W&F 2006/2

US- und EU-Sicherheitsstrategien contra UN-Gewaltmonopol

von Dr. Alexander Neu

Seit Jahren wird eine umfassende Reform der Vereinten Nationen (UN) diskutiert. Ein Gipfeltreffen im Herbst letzten Jahres sollte die UN fit für die Herausforderungen des 21. Jahrhunderts machen. Die geforderten Reformen blieben jedoch auf dem UN-Gipfel Mitte September letzten Jahres bereits im Anfangsstadium stecken. Der Autor dieses Artikels geht davon aus, dass internationale Regierungsorganisationen keine eigenständigen handlungstragenden Einheiten verkörpern, sondern lediglich Instrumente darstellen, deren Kompetenzen, deren finanzielle, materielle und personelle Ausstattung durch die sie tragenden Staaten – als die eigentlichen Akteure der internationalen Politik – bestimmt werden. Vor diesem Hintergrund geht er der Frage nach, wie im sicherheitspolitischen Sektor die tatsächliche Unterstützung der UN seitens der die UN tragenden Staaten aussieht.

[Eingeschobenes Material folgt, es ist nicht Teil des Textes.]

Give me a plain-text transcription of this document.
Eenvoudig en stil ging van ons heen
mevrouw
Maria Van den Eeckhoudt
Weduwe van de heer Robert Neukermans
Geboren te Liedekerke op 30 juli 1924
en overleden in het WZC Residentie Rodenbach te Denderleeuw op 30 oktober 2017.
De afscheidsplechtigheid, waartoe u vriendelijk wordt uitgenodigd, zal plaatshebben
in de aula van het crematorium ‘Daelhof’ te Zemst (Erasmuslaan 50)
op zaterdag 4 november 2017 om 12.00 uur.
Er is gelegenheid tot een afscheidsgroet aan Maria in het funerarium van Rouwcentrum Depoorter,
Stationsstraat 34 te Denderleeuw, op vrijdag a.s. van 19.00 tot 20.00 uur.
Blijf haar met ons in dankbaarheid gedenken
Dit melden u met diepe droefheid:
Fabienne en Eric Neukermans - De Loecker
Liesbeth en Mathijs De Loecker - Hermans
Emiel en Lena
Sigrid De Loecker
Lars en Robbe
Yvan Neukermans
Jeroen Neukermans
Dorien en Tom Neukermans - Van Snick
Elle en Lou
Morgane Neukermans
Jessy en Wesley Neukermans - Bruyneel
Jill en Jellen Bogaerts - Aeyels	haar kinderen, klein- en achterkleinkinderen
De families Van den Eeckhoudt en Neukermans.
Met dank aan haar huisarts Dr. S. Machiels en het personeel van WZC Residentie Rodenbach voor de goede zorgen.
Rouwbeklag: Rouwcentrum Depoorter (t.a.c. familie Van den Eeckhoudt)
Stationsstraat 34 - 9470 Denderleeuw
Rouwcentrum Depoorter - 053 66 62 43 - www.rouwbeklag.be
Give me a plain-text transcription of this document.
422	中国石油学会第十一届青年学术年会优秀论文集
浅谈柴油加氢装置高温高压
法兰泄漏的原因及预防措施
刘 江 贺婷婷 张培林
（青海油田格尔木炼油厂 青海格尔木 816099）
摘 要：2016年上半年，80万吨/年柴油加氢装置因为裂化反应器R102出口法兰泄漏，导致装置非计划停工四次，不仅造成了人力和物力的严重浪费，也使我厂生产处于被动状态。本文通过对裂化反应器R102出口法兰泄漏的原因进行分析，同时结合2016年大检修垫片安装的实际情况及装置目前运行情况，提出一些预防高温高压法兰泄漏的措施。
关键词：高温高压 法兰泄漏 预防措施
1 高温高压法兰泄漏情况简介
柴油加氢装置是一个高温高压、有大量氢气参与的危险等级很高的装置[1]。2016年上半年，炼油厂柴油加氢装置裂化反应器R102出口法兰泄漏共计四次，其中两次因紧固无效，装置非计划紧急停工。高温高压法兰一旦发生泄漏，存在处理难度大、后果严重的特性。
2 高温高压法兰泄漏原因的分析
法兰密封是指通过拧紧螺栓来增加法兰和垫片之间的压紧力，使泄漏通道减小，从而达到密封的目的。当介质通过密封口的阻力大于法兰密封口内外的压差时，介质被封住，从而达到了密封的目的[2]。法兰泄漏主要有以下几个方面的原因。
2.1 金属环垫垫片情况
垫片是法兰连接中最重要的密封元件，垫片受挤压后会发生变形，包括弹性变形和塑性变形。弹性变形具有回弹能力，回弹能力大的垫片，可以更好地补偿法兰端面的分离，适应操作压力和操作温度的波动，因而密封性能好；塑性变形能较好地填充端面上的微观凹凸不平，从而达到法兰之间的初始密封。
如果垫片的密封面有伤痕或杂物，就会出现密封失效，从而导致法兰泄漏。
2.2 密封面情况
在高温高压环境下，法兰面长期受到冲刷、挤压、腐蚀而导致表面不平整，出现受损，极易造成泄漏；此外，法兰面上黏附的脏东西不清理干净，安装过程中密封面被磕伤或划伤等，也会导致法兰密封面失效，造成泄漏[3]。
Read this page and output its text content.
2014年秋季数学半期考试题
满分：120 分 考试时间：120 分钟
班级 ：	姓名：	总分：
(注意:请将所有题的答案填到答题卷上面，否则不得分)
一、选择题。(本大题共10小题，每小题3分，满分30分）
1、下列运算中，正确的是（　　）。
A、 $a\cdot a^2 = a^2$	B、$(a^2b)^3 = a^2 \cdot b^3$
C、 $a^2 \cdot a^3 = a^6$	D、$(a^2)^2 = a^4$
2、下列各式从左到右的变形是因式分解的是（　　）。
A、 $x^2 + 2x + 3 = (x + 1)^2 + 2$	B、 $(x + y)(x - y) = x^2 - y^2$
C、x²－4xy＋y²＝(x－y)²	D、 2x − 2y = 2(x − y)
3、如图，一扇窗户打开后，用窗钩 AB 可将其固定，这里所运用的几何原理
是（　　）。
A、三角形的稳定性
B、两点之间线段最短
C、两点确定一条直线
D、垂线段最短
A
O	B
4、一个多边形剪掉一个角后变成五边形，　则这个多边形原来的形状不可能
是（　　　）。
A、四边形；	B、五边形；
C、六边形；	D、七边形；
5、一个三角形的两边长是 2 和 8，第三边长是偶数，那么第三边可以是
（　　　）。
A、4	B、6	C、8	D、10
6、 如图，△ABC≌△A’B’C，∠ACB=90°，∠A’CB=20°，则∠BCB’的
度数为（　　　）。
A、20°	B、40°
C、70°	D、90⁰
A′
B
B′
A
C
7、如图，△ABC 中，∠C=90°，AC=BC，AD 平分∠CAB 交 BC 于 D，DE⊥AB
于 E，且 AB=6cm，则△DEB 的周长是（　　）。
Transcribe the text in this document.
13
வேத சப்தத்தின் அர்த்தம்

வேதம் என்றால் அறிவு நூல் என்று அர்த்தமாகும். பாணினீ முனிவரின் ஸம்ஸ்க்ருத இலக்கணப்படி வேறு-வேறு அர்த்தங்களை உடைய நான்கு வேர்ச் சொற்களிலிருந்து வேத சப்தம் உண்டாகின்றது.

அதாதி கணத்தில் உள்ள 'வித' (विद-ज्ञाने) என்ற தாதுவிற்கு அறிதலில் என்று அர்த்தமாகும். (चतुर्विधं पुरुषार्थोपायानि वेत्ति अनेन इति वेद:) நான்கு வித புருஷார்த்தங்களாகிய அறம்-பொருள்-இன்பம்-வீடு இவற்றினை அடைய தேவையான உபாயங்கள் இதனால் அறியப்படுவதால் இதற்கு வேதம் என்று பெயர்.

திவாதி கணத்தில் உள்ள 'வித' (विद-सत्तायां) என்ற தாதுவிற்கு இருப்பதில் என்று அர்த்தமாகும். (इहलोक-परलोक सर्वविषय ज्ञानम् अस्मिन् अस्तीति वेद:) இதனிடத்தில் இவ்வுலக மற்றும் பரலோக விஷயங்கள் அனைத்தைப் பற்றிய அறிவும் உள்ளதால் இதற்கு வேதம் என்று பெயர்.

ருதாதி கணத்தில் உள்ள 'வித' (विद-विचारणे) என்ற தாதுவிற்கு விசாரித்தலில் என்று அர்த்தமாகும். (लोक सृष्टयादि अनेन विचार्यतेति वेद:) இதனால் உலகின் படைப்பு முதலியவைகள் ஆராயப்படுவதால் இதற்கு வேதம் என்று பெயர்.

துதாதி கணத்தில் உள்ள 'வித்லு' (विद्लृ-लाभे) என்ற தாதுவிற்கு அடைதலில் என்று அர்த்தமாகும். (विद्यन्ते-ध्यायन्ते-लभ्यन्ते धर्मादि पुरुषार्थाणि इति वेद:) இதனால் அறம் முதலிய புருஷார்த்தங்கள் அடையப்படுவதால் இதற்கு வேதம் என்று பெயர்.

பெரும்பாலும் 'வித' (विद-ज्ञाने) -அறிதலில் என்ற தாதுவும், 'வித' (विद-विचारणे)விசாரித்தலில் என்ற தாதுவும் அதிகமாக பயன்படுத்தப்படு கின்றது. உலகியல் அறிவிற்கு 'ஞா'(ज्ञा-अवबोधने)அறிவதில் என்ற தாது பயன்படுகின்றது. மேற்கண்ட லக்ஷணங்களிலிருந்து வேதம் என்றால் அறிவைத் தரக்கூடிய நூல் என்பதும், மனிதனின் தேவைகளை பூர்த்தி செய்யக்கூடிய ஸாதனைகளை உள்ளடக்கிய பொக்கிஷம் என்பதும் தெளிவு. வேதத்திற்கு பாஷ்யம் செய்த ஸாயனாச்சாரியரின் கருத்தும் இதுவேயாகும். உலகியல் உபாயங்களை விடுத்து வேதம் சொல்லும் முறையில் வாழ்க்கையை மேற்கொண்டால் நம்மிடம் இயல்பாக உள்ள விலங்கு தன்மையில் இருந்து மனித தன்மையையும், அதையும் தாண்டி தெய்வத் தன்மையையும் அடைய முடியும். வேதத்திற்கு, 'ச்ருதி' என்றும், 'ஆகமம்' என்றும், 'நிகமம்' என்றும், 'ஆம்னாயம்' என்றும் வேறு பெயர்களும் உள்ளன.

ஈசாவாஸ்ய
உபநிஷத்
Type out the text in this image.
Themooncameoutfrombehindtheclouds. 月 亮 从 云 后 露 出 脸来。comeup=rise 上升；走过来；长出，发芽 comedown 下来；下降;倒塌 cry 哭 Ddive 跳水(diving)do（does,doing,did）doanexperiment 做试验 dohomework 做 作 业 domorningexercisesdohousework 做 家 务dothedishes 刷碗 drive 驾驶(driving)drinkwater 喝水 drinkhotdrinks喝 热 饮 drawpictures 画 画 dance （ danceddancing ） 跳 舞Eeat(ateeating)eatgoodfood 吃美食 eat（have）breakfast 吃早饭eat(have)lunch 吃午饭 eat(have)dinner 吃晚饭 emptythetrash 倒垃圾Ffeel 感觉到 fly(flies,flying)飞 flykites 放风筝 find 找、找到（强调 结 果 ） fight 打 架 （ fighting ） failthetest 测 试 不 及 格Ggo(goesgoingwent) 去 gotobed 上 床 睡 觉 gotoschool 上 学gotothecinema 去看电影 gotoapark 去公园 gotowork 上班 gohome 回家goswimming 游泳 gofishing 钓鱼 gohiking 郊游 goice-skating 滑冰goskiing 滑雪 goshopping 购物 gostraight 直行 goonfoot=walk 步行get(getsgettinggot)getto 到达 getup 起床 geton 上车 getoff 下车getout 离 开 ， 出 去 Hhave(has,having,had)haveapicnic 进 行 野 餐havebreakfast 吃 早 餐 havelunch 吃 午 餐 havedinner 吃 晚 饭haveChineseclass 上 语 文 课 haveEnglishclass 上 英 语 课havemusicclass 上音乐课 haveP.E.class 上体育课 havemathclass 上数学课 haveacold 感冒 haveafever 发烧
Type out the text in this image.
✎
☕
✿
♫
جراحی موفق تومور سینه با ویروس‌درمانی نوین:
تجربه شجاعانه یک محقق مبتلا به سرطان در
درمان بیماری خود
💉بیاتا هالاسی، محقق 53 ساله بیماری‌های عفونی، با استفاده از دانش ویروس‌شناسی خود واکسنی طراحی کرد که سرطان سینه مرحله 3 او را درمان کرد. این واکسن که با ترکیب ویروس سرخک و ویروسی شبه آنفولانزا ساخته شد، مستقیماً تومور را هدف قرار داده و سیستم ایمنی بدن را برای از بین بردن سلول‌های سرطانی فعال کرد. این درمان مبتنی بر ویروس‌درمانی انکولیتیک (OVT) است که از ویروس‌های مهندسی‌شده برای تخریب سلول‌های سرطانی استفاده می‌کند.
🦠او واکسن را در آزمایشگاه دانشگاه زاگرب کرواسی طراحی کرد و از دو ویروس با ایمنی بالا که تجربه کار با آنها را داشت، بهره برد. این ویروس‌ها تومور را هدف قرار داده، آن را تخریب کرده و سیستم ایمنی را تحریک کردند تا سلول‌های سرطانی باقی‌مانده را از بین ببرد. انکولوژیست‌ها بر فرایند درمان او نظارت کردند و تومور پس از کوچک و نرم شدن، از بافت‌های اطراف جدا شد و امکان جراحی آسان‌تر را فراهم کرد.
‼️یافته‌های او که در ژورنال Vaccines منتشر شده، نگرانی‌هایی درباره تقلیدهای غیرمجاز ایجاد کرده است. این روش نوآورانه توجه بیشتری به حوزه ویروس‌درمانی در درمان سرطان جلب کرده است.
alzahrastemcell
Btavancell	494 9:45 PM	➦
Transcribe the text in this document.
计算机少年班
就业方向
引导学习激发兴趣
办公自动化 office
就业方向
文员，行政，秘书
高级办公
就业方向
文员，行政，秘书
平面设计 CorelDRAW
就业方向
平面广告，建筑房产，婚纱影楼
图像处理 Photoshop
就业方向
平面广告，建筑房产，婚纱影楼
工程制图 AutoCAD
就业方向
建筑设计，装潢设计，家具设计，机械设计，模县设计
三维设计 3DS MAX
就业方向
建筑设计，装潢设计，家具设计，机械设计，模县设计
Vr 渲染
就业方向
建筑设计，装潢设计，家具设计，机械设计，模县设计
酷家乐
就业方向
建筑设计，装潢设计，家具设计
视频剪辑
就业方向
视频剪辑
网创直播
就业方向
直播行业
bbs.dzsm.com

Mit dem Beitritt zur UN haben sich die UN-Mitgliedstaaten zur Einhaltung der Normen der UN-Charta verpflichtet. Dass heißt:

  • Sie haben einen Teil ihrer Souveränität, das ius ad bellum in der Variante des Angriffskrieges, abgegeben. Damit haben sie das Gewaltmonopol an die UN delegiert.
  • Sie haben sich damit auch verpflichtet, die UN materiell, finanziell und personell (auch militärisch) so weit zu befähigen, dass diese schließlich das formale Gewaltmonopol auch durchsetzen kann.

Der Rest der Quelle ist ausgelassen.